Inverters are particularly useful in various systems of pre or post collation copying, for inverting the original documents, or for maintaining proper collation of the sheets. The facial orientation of the copy sheet determines whether it may be stacked in forward or reversed serial order to maintain collation. Generally, the inverter is associated with a by-pass sheet path and gate so that a sheet may selectively by-pass the inverter, to provide a choice of inversion or non-inversion.
Typically in a reversing chute type inverter, the sheet is fed in and then wholly or partially released from a positive feeding grip or nip into the inverter chute, and then reacquired by a different feeding nip to exit the inverter chute. Such a temporary loss of positive gripping of the sheet by any feed mechanism during the inversion increases the reliability problems of such inverters.
As noted above, many inverters, particularly those utilizing only gravity, have reliability problems in the positive output or return of the sheet at a consistent time after the sheet is released in the inverter chute. Those inverters which use chute drive rollers or other drive mechanisms of the type disclosed in U.S. Pat. No. 3,416,791, have a more positive return movement of the sheet, but this normally requires a movement actuator (clutch or solenoid) for the drive and either a sensor or a timing mechanism to determine the proper time to initiate the actuation of this drive mechanism so that it does not interfere with the input movement of the sheet, and only thereafter acts on the sheet to return it to the exit nip or other feed-out areas. Further, inverter reliability problems are aggravated by variations in the condition or size of the sheet. For example, a pre-set curl in the sheet can cause the sheet to assume an undesirable configuration within the chute when it is released therein, and interfere with feed-out.

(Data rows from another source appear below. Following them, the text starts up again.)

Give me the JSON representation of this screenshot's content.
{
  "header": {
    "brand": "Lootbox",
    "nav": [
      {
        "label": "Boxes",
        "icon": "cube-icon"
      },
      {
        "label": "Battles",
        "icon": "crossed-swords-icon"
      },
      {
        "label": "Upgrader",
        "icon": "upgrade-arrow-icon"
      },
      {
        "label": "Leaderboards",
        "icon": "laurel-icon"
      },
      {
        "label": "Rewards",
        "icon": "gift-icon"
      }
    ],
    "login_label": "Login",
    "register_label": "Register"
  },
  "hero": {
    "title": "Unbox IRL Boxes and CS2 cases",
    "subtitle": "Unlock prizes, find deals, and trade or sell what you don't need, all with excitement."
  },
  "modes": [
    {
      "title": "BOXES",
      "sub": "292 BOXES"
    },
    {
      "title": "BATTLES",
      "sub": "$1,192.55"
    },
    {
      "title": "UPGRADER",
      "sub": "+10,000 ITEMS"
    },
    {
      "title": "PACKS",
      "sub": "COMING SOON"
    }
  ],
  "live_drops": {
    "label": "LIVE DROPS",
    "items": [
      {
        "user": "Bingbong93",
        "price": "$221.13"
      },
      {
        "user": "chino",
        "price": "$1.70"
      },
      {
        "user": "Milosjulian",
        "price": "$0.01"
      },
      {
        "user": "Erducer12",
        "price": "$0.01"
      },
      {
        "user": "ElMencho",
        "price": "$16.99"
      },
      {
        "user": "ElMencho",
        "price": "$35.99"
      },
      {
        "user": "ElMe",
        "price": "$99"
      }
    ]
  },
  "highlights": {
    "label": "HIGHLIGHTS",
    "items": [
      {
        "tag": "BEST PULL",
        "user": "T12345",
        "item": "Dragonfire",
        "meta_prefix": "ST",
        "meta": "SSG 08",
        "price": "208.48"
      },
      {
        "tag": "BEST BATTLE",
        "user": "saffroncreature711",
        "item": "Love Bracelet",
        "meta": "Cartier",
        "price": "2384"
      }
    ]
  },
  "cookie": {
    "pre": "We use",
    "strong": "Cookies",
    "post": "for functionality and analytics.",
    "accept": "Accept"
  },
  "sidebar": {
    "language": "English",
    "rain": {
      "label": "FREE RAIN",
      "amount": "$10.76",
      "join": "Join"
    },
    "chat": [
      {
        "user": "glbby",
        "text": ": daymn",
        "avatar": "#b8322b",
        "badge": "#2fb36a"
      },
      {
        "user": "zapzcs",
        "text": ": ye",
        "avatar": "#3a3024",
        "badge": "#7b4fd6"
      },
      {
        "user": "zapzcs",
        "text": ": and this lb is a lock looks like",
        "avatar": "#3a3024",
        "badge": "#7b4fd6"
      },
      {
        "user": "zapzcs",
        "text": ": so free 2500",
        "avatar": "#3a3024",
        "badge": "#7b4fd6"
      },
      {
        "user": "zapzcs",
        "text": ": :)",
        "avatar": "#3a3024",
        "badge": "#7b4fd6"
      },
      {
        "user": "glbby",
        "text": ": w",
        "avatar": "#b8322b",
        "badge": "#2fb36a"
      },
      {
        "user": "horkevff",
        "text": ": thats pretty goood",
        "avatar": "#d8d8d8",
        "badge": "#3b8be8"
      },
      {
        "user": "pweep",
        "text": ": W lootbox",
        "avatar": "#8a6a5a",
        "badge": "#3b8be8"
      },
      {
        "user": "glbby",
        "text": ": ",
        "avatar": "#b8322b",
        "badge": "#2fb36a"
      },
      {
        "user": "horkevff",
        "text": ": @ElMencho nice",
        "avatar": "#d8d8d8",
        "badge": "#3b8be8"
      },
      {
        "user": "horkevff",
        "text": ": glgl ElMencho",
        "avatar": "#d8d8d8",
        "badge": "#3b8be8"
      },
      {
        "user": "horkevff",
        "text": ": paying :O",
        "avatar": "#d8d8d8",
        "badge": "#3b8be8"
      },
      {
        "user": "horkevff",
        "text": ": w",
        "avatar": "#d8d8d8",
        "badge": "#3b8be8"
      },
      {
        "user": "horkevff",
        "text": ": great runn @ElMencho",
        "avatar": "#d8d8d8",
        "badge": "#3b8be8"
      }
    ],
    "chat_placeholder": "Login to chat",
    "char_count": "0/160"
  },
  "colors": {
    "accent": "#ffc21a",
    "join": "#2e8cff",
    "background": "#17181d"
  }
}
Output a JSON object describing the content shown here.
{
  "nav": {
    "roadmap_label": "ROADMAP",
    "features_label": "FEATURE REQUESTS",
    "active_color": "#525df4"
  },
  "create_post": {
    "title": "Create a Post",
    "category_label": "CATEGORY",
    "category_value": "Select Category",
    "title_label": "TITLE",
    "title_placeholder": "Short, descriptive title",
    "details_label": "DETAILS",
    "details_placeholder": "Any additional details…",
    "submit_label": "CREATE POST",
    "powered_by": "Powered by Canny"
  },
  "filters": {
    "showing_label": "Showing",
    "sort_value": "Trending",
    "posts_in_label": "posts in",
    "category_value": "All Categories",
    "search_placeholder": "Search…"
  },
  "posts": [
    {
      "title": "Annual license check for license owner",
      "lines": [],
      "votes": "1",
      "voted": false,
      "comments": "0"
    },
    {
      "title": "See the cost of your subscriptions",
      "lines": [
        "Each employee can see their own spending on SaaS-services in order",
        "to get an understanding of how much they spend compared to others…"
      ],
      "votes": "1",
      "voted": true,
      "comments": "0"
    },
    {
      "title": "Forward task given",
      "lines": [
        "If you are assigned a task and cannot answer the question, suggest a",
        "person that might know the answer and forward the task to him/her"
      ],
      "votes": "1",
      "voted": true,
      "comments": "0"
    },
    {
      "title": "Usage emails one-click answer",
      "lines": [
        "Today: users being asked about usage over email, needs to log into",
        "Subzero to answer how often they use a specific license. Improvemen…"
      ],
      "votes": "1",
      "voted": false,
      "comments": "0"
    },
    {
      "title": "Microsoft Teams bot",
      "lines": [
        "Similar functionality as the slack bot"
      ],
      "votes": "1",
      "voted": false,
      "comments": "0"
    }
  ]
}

The present invention is directed to improving the reliability of the inverter in this and other critical aspects of this operation, yet to also serve as a part of the sheet transport and accommodate a range of different sheet sizes within the same size inverter and the same mechanism. The present invention provides these improvements with an extremely low cost and simple tri-roll inverter apparatus located in the normal paper path of a copier and includes constantly rotating reversible rolls located downstream of the sheet input and output drives that either forwards or reverses sheets as required.
The advantages of the present invention over prior inverters are numerous, for example, due to the location of the reversible rolls in relatively close proximity to the tri-rolls this device maintains positive control of copy sheets throughout the inversion process which results in high reliability and minimum skew damage for a wide range of paper weights, sizes, curl conditions and image content. Further, maximum flexibility is possible on the inverted copy sheet motion and, as a consequence, the inversion time is flexible with the present invention. Also, the functioning of the present inverter is space efficient and insensitive to paper size, weight, stiffness and coefficient of friction. Still further, copy scuffing (image smearing) during the inversion process is minimized since this invention does not require velocity between the copy sheets and pressure rolls.